Design principles
Driving the front wheel directly with the pedals causes the pedaling forces to be transmitted to the front fork. Since the front fork does the steering, there is pedal force feedback to the steering that the rider must resist through the handlebars. This force is not excessive when the bicycle’s frame and fork geometry is correctly designed. It is worth noting that pedal force feedback is common in every bike when the rider stands off the seat for extra force and resists the side-to-side frame motion with the hands through the handlebars. Garnet (2008) did a study of pedal force feedback in direct-drive recumbent bicycles. The study highlights the following best design practices:
Handlebars: The handlebars are best arranged in the above-seat steering position with the rider’s arms outstretched ahead. An inverted V or W shape gives the handlebars the greatest leverage for a given overall width, while providing the necessary knee clearance.
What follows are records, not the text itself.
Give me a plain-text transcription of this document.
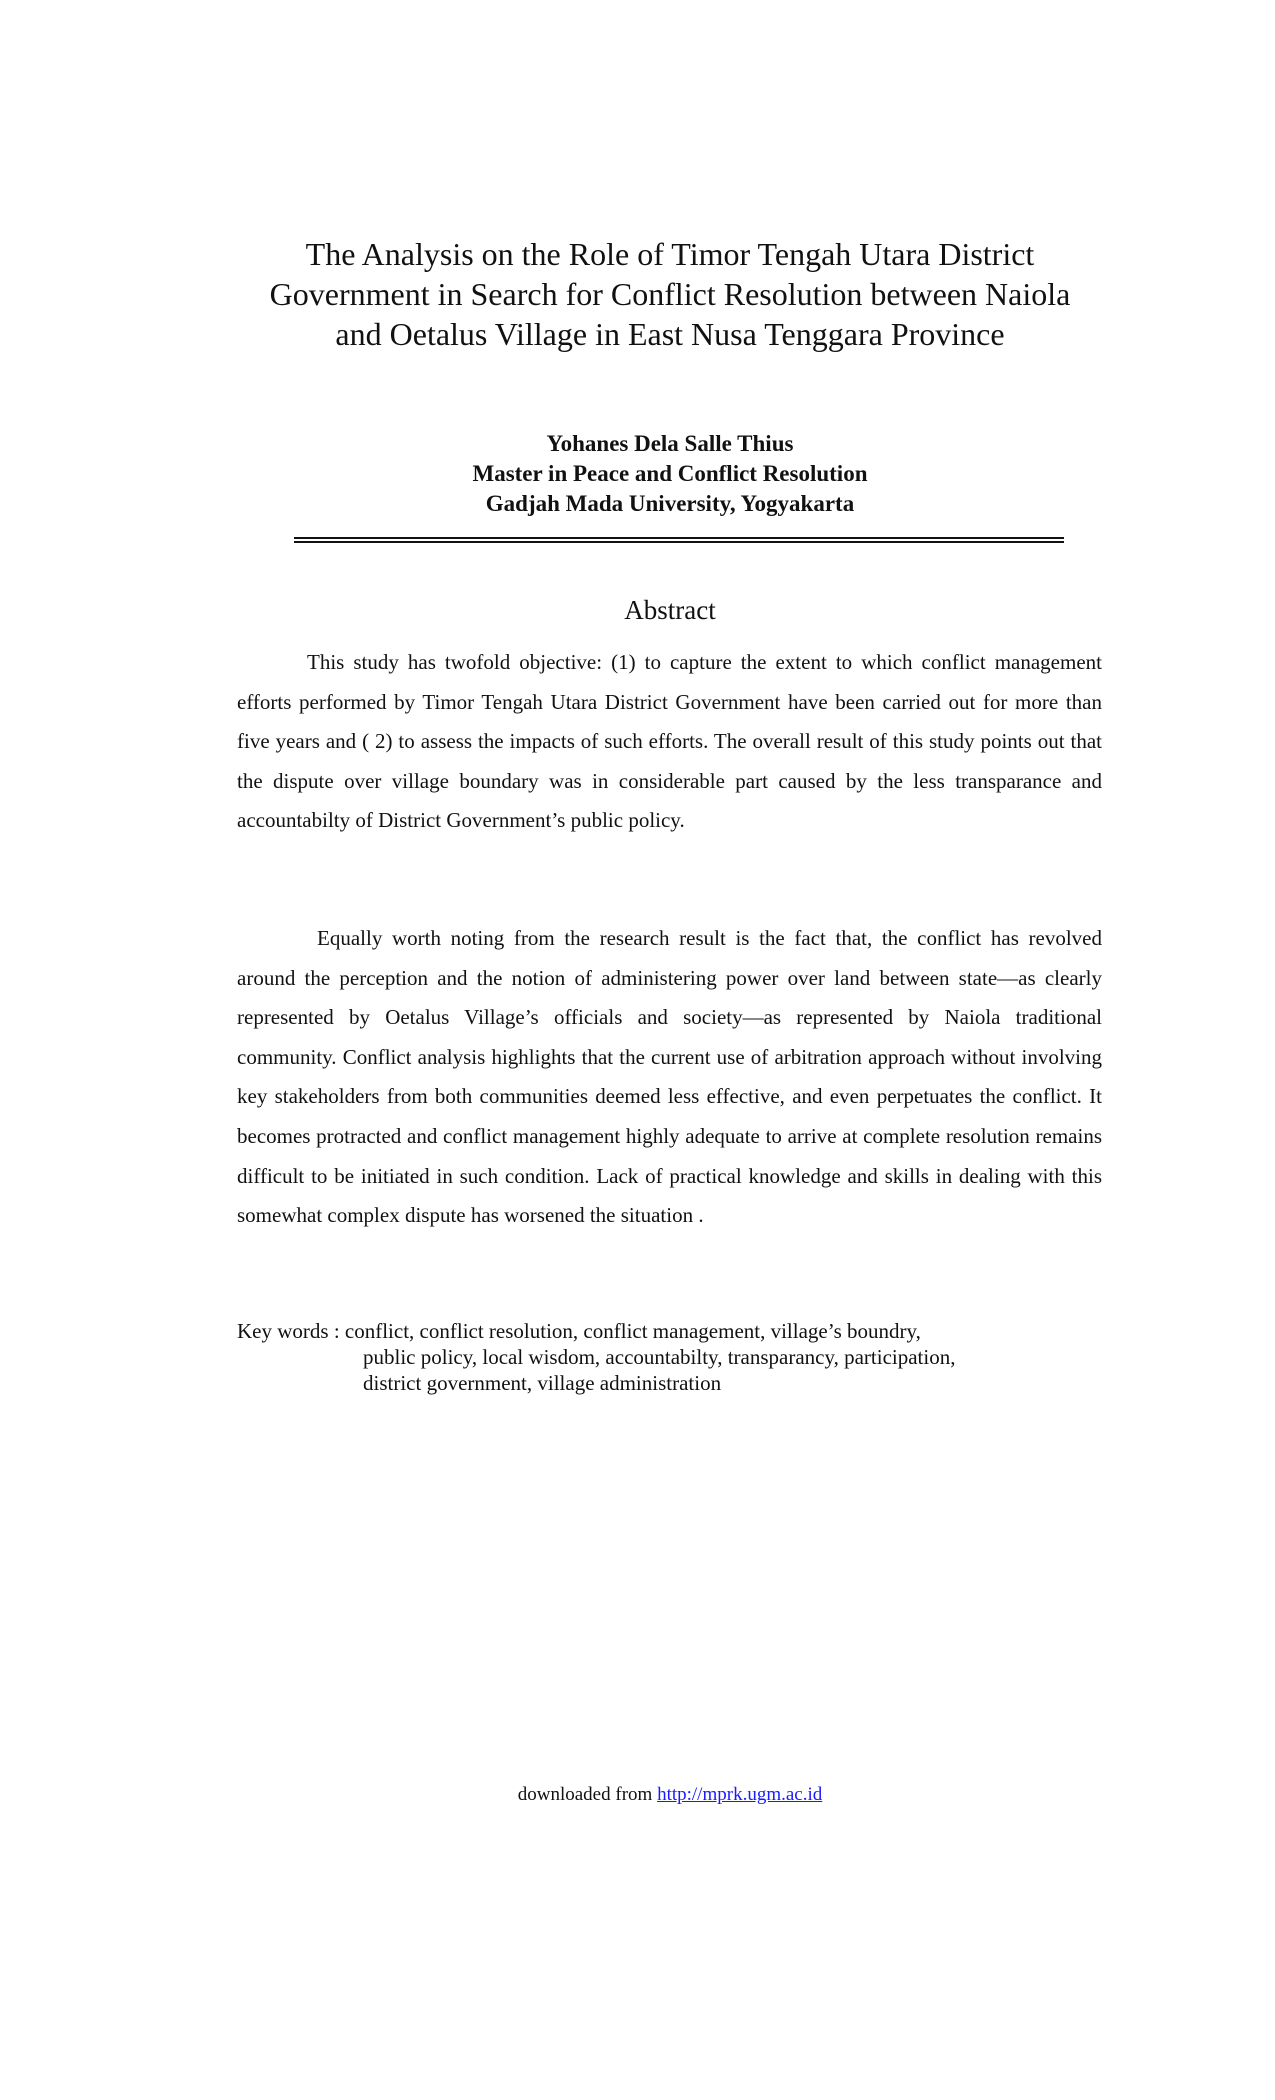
The Analysis on the Role of Timor Tengah Utara District
Government in Search for Conflict Resolution between Naiola
and Oetalus Village in East Nusa Tenggara Province
Yohanes Dela Salle Thius
Master in Peace and Conflict Resolution
Gadjah Mada University, Yogyakarta
Abstract

This study has twofold objective: (1) to capture the extent to which conflict management efforts performed by Timor Tengah Utara District Government have been carried out for more than five years and ( 2) to assess the impacts of such efforts. The overall result of this study points out that the dispute over village boundary was in considerable part caused by the less transparance and accountabilty of District Government’s public policy.

Equally worth noting from the research result is the fact that, the conflict has revolved around the perception and the notion of administering power over land between state—as clearly represented by Oetalus Village’s officials and society—as represented by Naiola traditional community. Conflict analysis highlights that the current use of arbitration approach without involving key stakeholders from both communities deemed less effective, and even perpetuates the conflict. It becomes protracted and conflict management highly adequate to arrive at complete resolution remains difficult to be initiated in such condition. Lack of practical knowledge and skills in dealing with this somewhat complex dispute has worsened the situation .

Key words : conflict, conflict resolution, conflict management, village’s boundry,
public policy, local wisdom, accountabilty, transparancy, participation,
district government, village administration
downloaded from http://mprk.ugm.ac.id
Optimum head angle: Inclining the head angle (angle of the steering axis) further back reduces the pedal force feedback, but there is no benefit in reducing it to less than 56 degrees to the horizontal. The higher the seating position, the higher the head angle can be. Generally the head angle should be in the range of 56 to 62 degrees to the horizontal.
Trail: The trail is the horizontal distance from the steering axis to front wheel ground contact point. The trail causes the front wheel to steer in the direction of the tilt of the frame, restoring balance automatically – even if the bike is ridden hands-free. It is essentially the caster effect. The amount of trail determines how quickly the steering reacts to a lean of the bicycle frame. In a regular bike, the trail is about 50 mm. A direct-drive recumbent should be designed with less trail due to a heavier weighted front wheel and a more inclined head angle. However, negative trail should not be used due to instability from ridges and other road surface imperfections. A formula for the trail is presented in the study. The formula indicates a trail of 25 mm for a head angle of 56 degrees and about 30 mm for a head angle of 62 degrees.
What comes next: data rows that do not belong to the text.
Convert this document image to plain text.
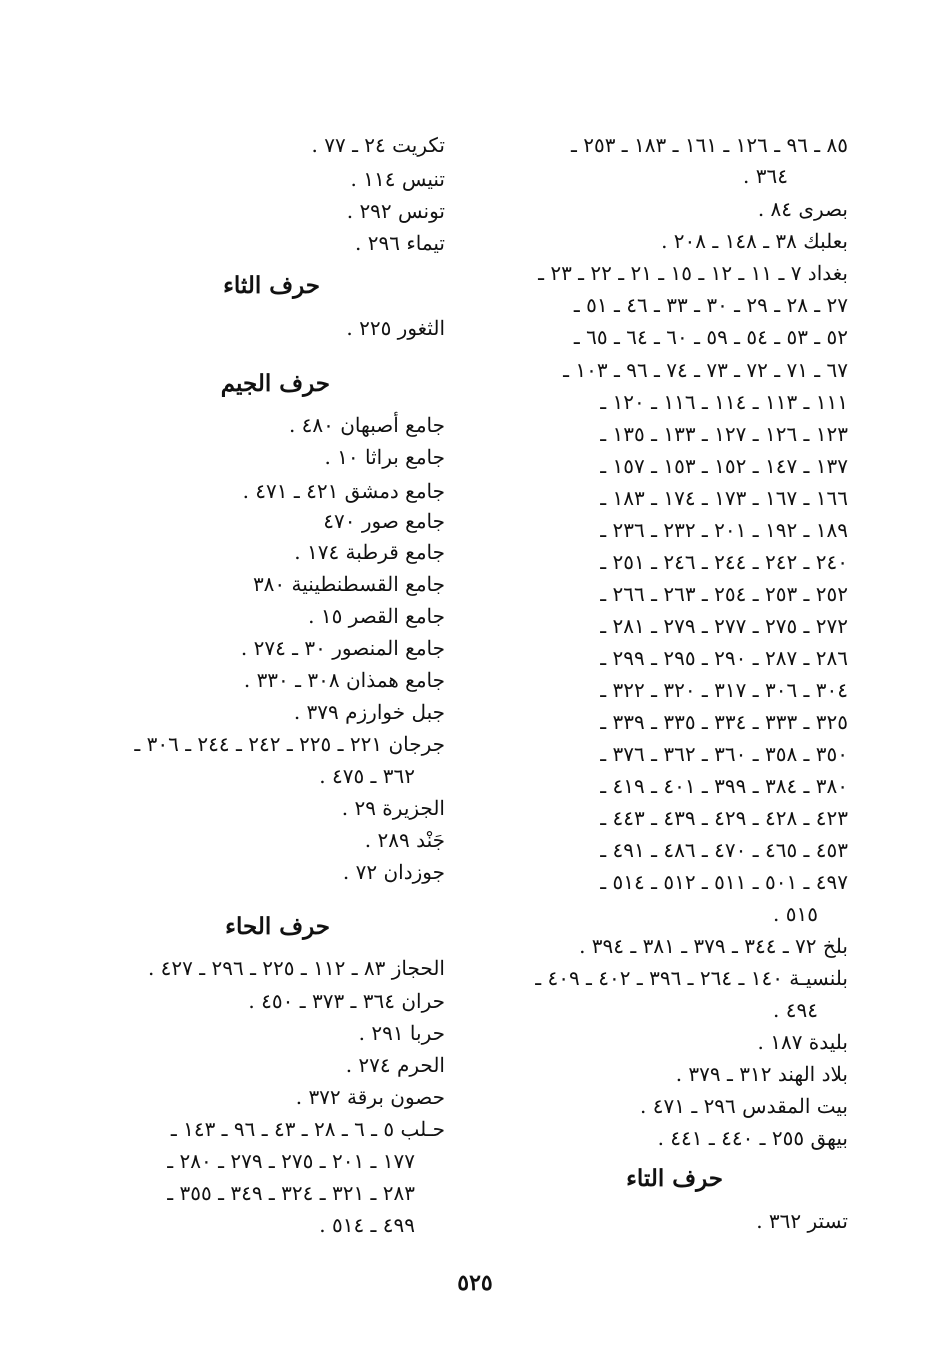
٨٥ ـ ٩٦ ـ ١٢٦ ـ ١٦١ ـ ١٨٣ ـ ٢٥٣ ـ
٣٦٤ .
بصرى ٨٤ .
بعلبك ٣٨ ـ ١٤٨ ـ ٢٠٨ .
بغداد ٧ ـ ١١ ـ ١٢ ـ ١٥ ـ ٢١ ـ ٢٢ ـ ٢٣ ـ
٢٧ ـ ٢٨ ـ ٢٩ ـ ٣٠ ـ ٣٣ ـ ٤٦ ـ ٥١ ـ
٥٢ ـ ٥٣ ـ ٥٤ ـ ٥٩ ـ ٦٠ ـ ٦٤ ـ ٦٥ ـ
٦٧ ـ ٧١ ـ ٧٢ ـ ٧٣ ـ ٧٤ ـ ٩٦ ـ ١٠٣ ـ
١١١ ـ ١١٣ ـ ١١٤ ـ ١١٦ ـ ١٢٠ ـ
١٢٣ ـ ١٢٦ ـ ١٢٧ ـ ١٣٣ ـ ١٣٥ ـ
١٣٧ ـ ١٤٧ ـ ١٥٢ ـ ١٥٣ ـ ١٥٧ ـ
١٦٦ ـ ١٦٧ ـ ١٧٣ ـ ١٧٤ ـ ١٨٣ ـ
١٨٩ ـ ١٩٢ ـ ٢٠١ ـ ٢٣٢ ـ ٢٣٦ ـ
٢٤٠ ـ ٢٤٢ ـ ٢٤٤ ـ ٢٤٦ ـ ٢٥١ ـ
٢٥٢ ـ ٢٥٣ ـ ٢٥٤ ـ ٢٦٣ ـ ٢٦٦ ـ
٢٧٢ ـ ٢٧٥ ـ ٢٧٧ ـ ٢٧٩ ـ ٢٨١ ـ
٢٨٦ ـ ٢٨٧ ـ ٢٩٠ ـ ٢٩٥ ـ ٢٩٩ ـ
٣٠٤ ـ ٣٠٦ ـ ٣١٧ ـ ٣٢٠ ـ ٣٢٢ ـ
٣٢٥ ـ ٣٣٣ ـ ٣٣٤ ـ ٣٣٥ ـ ٣٣٩ ـ
٣٥٠ ـ ٣٥٨ ـ ٣٦٠ ـ ٣٦٢ ـ ٣٧٦ ـ
٣٨٠ ـ ٣٨٤ ـ ٣٩٩ ـ ٤٠١ ـ ٤١٩ ـ
٤٢٣ ـ ٤٢٨ ـ ٤٢٩ ـ ٤٣٩ ـ ٤٤٣ ـ
٤٥٣ ـ ٤٦٥ ـ ٤٧٠ ـ ٤٨٦ ـ ٤٩١ ـ
٤٩٧ ـ ٥٠١ ـ ٥١١ ـ ٥١٢ ـ ٥١٤ ـ
٥١٥ .
بلخ ٧٢ ـ ٣٤٤ ـ ٣٧٩ ـ ٣٨١ ـ ٣٩٤ .
بلنسيـة ١٤٠ ـ ٢٦٤ ـ ٣٩٦ ـ ٤٠٢ ـ ٤٠٩ ـ
٤٩٤ .
بليدة ١٨٧ .
بلاد الهند ٣١٢ ـ ٣٧٩ .
بيت المقدس ٢٩٦ ـ ٤٧١ .
بيهق ٢٥٥ ـ ٤٤٠ ـ ٤٤١ .
حرف التاء
تستر ٣٦٢ .
تكريت ٢٤ ـ ٧٧ .
تنيس ١١٤ .
تونس ٢٩٢ .
تيماء ٢٩٦ .
حرف الثاء
الثغور ٢٢٥ .
حرف الجيم
جامع أصبهان ٤٨٠ .
جامع براثا ١٠ .
جامع دمشق ٤٢١ ـ ٤٧١ .
جامع صور ٤٧٠
جامع قرطبة ١٧٤ .
جامع القسطنطينية ٣٨٠
جامع القصر ١٥ .
جامع المنصور ٣٠ ـ ٢٧٤ .
جامع همذان ٣٠٨ ـ ٣٣٠ .
جبل خوارزم ٣٧٩ .
جرجان ٢٢١ ـ ٢٢٥ ـ ٢٤٢ ـ ٢٤٤ ـ ٣٠٦ ـ
٣٦٢ ـ ٤٧٥ .
الجزيرة ٢٩ .
جَنْد ٢٨٩ .
جوزدان ٧٢ .
حرف الحاء
الحجاز ٨٣ ـ ١١٢ ـ ٢٢٥ ـ ٢٩٦ ـ ٤٢٧ .
حران ٣٦٤ ـ ٣٧٣ ـ ٤٥٠ .
حربا ٢٩١ .
الحرم ٢٧٤ .
حصون برقة ٣٧٢ .
حـلب ٥ ـ ٦ ـ ٢٨ ـ ٤٣ ـ ٩٦ ـ ١٤٣ ـ
١٧٧ ـ ٢٠١ ـ ٢٧٥ ـ ٢٧٩ ـ ٢٨٠ ـ
٢٨٣ ـ ٣٢١ ـ ٣٢٤ ـ ٣٤٩ ـ ٣٥٥ ـ
٤٩٩ ـ ٥١٤ .
٥٢٥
Centering spring: A centering spring is a spring that returns the steering to the center, i.e. to the straight ahead position. A centering spring is required for a direct-drive recumbent bike because the mass of the front assembly (everything that turns with the steering) is much larger than in a regular bike, due to the weight of the rider’s feet on the pedals. Without a centering spring, the steering would respond too strongly to a tilt of the frame or a slight turn of the steering, resulting in an over-correction to the steering. A centering spring controls these effects, restoring user-friendly handling and improving hands-free stability. The study presents an equation for determining the required spring constant for the centering spring. This spring can be a simple torsion bar placed in the head tube.
Wheelbase: Positioning the rear wheel immediately behind the seat back will result in a front wheel which is too lightly loaded, leading to traction problems particularly when going uphill. It is best to aim for a 50/50 weight distribution between the front and rear wheels with the rider on board. This result in a wheelbase ranging from 1300 to 1550 mm, depending on the size of rider.
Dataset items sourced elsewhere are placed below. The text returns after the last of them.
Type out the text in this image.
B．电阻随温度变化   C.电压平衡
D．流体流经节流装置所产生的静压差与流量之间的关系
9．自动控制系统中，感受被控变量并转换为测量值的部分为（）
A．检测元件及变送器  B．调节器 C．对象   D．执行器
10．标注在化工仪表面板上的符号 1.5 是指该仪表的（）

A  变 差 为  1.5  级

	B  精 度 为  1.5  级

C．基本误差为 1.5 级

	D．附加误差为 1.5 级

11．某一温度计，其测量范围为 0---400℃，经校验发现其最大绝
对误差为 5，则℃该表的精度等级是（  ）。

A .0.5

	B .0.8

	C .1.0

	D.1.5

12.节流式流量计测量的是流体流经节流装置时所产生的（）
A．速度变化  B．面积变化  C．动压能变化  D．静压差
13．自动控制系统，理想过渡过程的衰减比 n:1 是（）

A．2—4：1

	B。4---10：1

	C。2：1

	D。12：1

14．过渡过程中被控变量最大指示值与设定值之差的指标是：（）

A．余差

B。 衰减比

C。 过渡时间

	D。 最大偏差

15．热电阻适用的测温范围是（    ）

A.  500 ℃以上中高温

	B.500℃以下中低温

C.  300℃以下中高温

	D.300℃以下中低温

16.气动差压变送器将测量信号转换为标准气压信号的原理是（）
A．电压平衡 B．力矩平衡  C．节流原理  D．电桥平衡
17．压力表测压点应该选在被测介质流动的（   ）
Rigidity: In a regular bicycle, the torsional rigidity of the frame is important to ensure that a portion of the rider’s energy is not lost in frame flexure. For a direct-drive recumbent bike, it is rather the torsional rigidity of the front assembly that counts, particularly from the handlebars to the front wheel axle. This ensures that energy is not lost in structural flexure as the rider’s hands resist the pedal forces. The fork should be designed for good torsional rigidity.